When I get home I take a shower I can feel the heat of the water but not the actual showering itself, the shower screens still moving and I can't make sense of the world around me, physical co-ordinate is worse than at the end of a 5 day weekend , no sleep. decide to sit down play on my computer and listen to music, I soo become absorbed in looking at images on my computer, pass a few more hours with the extra colours and warmth from my vision and pass out.
On 2C-T-2 trips since negetive effects haven't noticable in strength, even with insufflated dose bordering on 30mg.
After tripping on Squid-love, I've wanted to take ecstacy less and have noted that even when i do the experiance feels suppressed, I think this is all mental, but it could be a lasting side effect.
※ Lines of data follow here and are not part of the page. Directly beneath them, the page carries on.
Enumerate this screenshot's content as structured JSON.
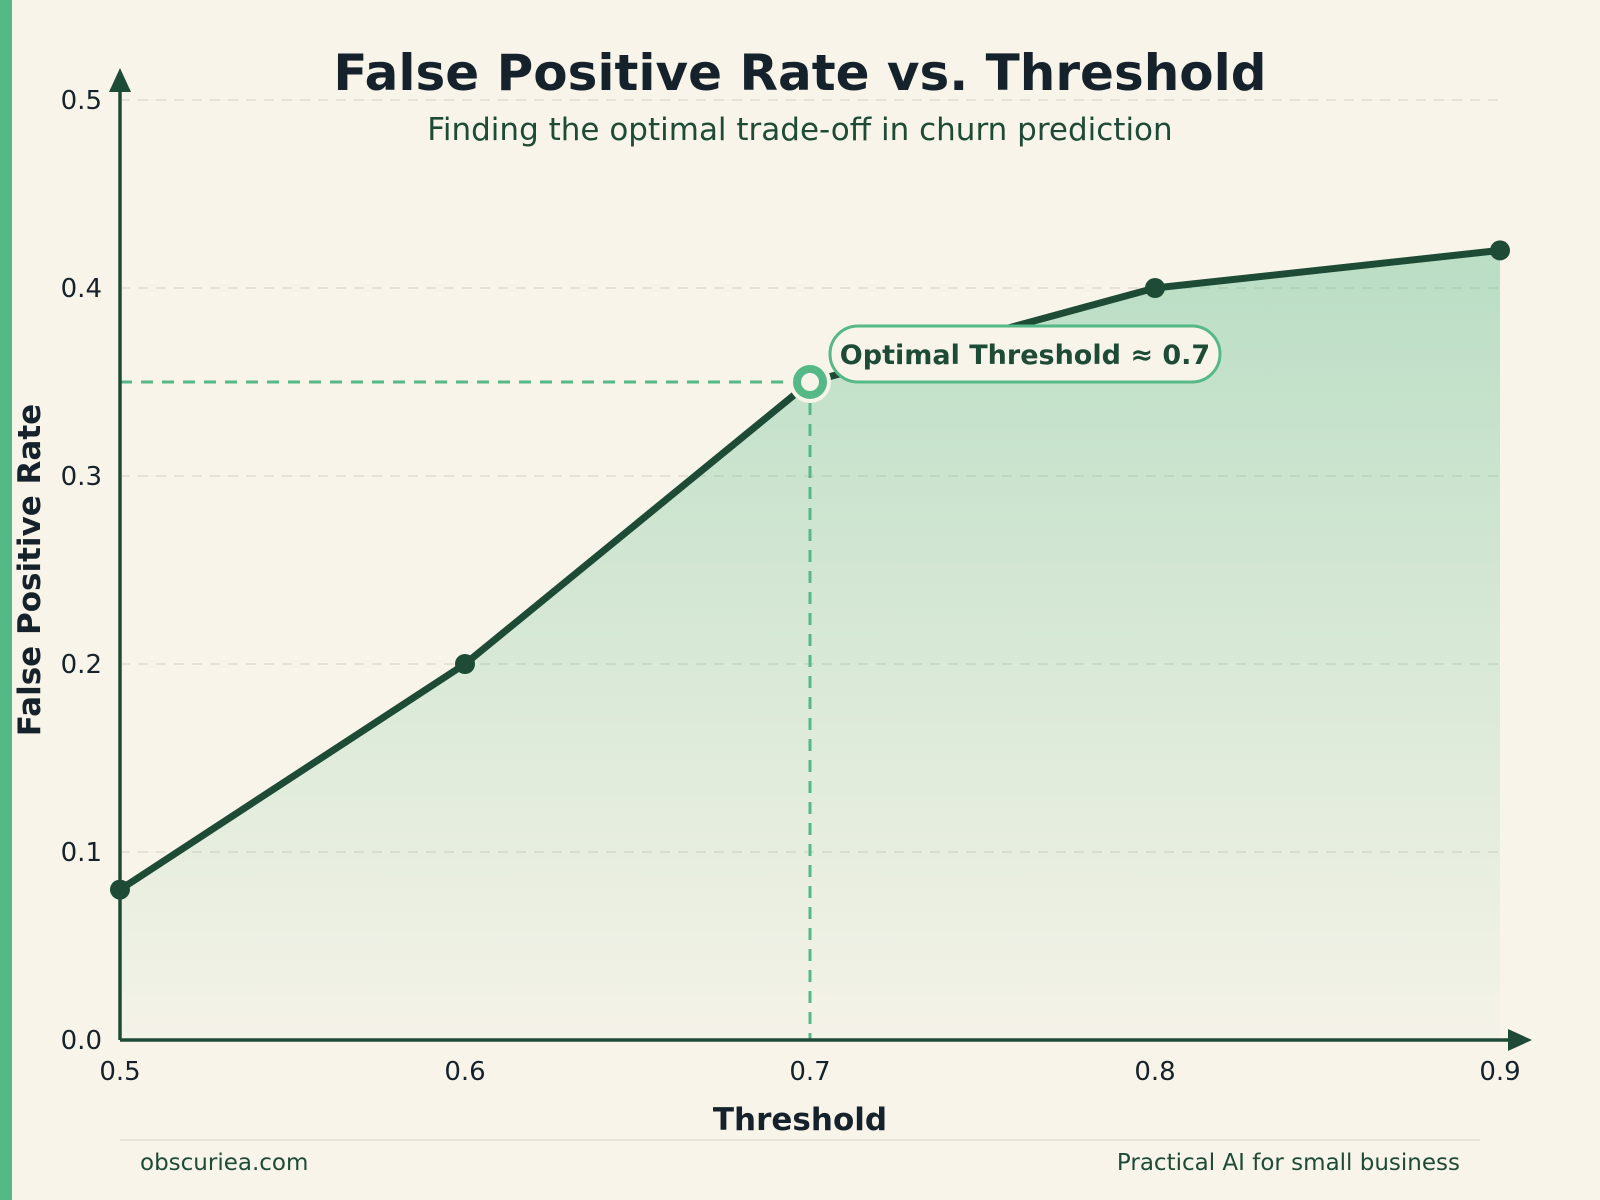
{
  "chart_data": {
    "type": "line",
    "title": "False Positive Rate vs. Threshold",
    "subtitle": "Finding the optimal trade-off in churn prediction",
    "xlabel": "Threshold",
    "ylabel": "False Positive Rate",
    "x": [
      0.5,
      0.6,
      0.7,
      0.8,
      0.9
    ],
    "series": [
      {
        "values": [
          0.08,
          0.2,
          0.35,
          0.4,
          0.42
        ]
      }
    ],
    "xlim": [
      0.5,
      0.9
    ],
    "ylim": [
      0,
      0.5
    ],
    "x_ticks": [
      "0.5",
      "0.6",
      "0.7",
      "0.8",
      "0.9"
    ],
    "y_ticks": [
      "0.0",
      "0.1",
      "0.2",
      "0.3",
      "0.4",
      "0.5"
    ],
    "grid": true,
    "fill_under_line": true,
    "annotation": {
      "x": 0.7,
      "y": 0.35,
      "text": "Optimal Threshold ≈ 0.7"
    },
    "colors": {
      "line": "#1e4b36",
      "highlight": "#55b987",
      "fill": "#55b987",
      "background": "#f8f4ea"
    }
  },
  "footer": {
    "left": "obscuriea.com",
    "right": "Practical AI for small business"
  }
}
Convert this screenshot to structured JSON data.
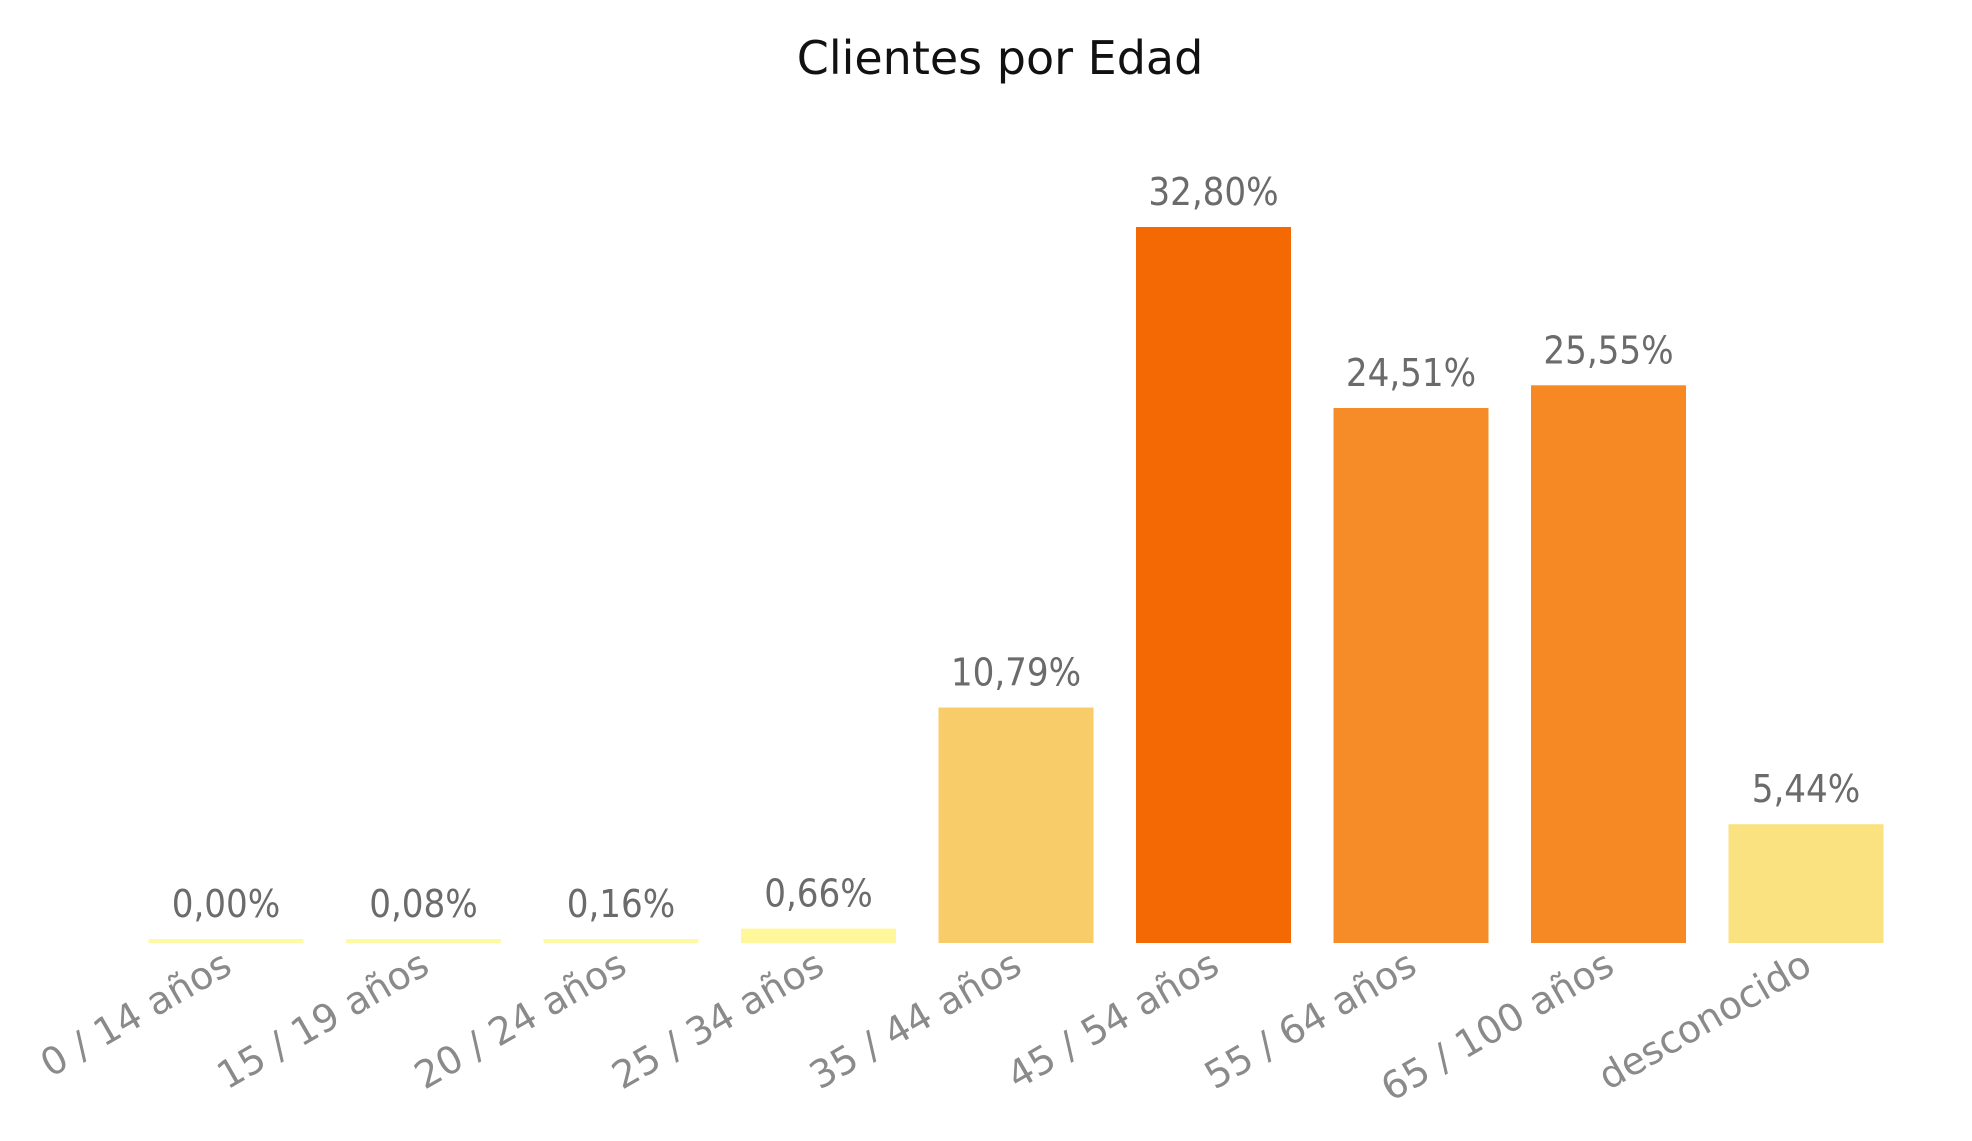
{
  "chart_data": {
    "type": "bar",
    "title": "Clientes por Edad",
    "xlabel": "",
    "ylabel": "",
    "categories": [
      "0 / 14 años",
      "15 / 19 años",
      "20 / 24 años",
      "25 / 34 años",
      "35 / 44 años",
      "45 / 54 años",
      "55 / 64 años",
      "65 / 100 años",
      "desconocido"
    ],
    "values": [
      0.0,
      0.08,
      0.16,
      0.66,
      10.79,
      32.8,
      24.51,
      25.55,
      5.44
    ],
    "value_labels": [
      "0,00%",
      "0,08%",
      "0,16%",
      "0,66%",
      "10,79%",
      "32,80%",
      "24,51%",
      "25,55%",
      "5,44%"
    ],
    "colors": [
      "#fff9a3",
      "#fff9a3",
      "#fff9a3",
      "#fff79a",
      "#f9cc6a",
      "#f46904",
      "#f68c28",
      "#f68924",
      "#fbe281"
    ],
    "ylim": [
      0,
      32.8
    ],
    "grid": false,
    "legend": "none"
  }
}
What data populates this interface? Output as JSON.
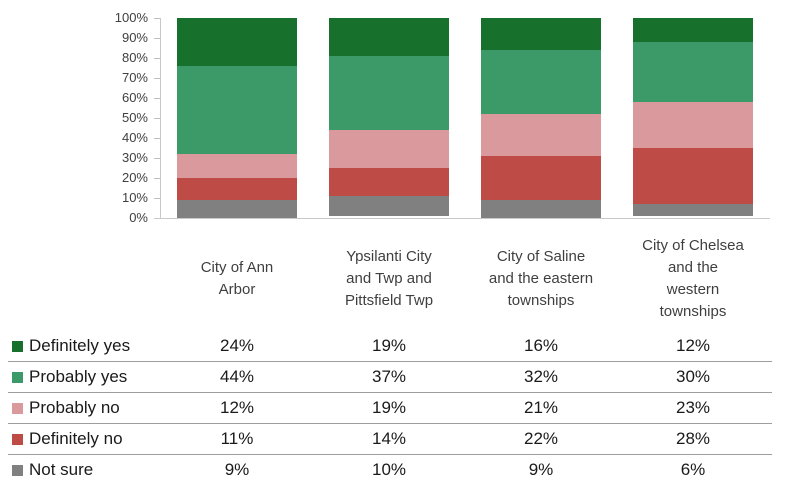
{
  "chart_data": {
    "type": "bar",
    "variant": "stacked-100-percent-column",
    "title": "",
    "xlabel": "",
    "ylabel": "",
    "ylim": [
      0,
      100
    ],
    "grid": false,
    "legend_position": "table-rows-left",
    "ytick_labels_top_to_bottom": [
      "100%",
      "90%",
      "80%",
      "70%",
      "60%",
      "50%",
      "40%",
      "30%",
      "20%",
      "10%",
      "0%"
    ],
    "categories": [
      {
        "label": "City of Ann Arbor",
        "lines": [
          "City of Ann",
          "Arbor"
        ]
      },
      {
        "label": "Ypsilanti City and Twp and Pittsfield Twp",
        "lines": [
          "Ypsilanti City",
          "and Twp and",
          "Pittsfield Twp"
        ]
      },
      {
        "label": "City of Saline and the eastern townships",
        "lines": [
          "City of Saline",
          "and the eastern",
          "townships"
        ]
      },
      {
        "label": "City of Chelsea and the western townships",
        "lines": [
          "City of Chelsea",
          "and the",
          "western",
          "townships"
        ]
      }
    ],
    "series": [
      {
        "name": "Definitely yes",
        "color": "#17702C",
        "values": [
          24,
          19,
          16,
          12
        ]
      },
      {
        "name": "Probably yes",
        "color": "#3C9A68",
        "values": [
          44,
          37,
          32,
          30
        ]
      },
      {
        "name": "Probably no",
        "color": "#DA999D",
        "values": [
          12,
          19,
          21,
          23
        ]
      },
      {
        "name": "Definitely no",
        "color": "#BF4B47",
        "values": [
          11,
          14,
          22,
          28
        ]
      },
      {
        "name": "Not sure",
        "color": "#808080",
        "values": [
          9,
          10,
          9,
          6
        ]
      }
    ],
    "value_suffix": "%"
  },
  "style_colors": {
    "axis_line": "#C9C9C9",
    "tick_mark": "#BFBFBF",
    "row_separator": "#9E9E9E",
    "tick_text": "#404040",
    "category_text": "#3F3F3F",
    "table_text": "#1A1A1A",
    "background": "#FFFFFF"
  }
}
I feel that on this first trip I had far too much or the substance, I was removed for my ego and my psyche, the empathy and communicating with people while feeling like a different person, humaitarian emotions intensified. It was a ++++ trip but I do feel desestised to my trips of anykind now, when you come close to killing yourself and love every second...
I feel the urge to take 2C-T-2 now, I'd say it's addictive mentally, a few of my friends agree, altough not a powerful addiction it's wispering in your ear remind one that it's never not a choice, you want to try it again. I'd say thou the drug is an accquierd taste, it borders so close on an unpleasent experiance.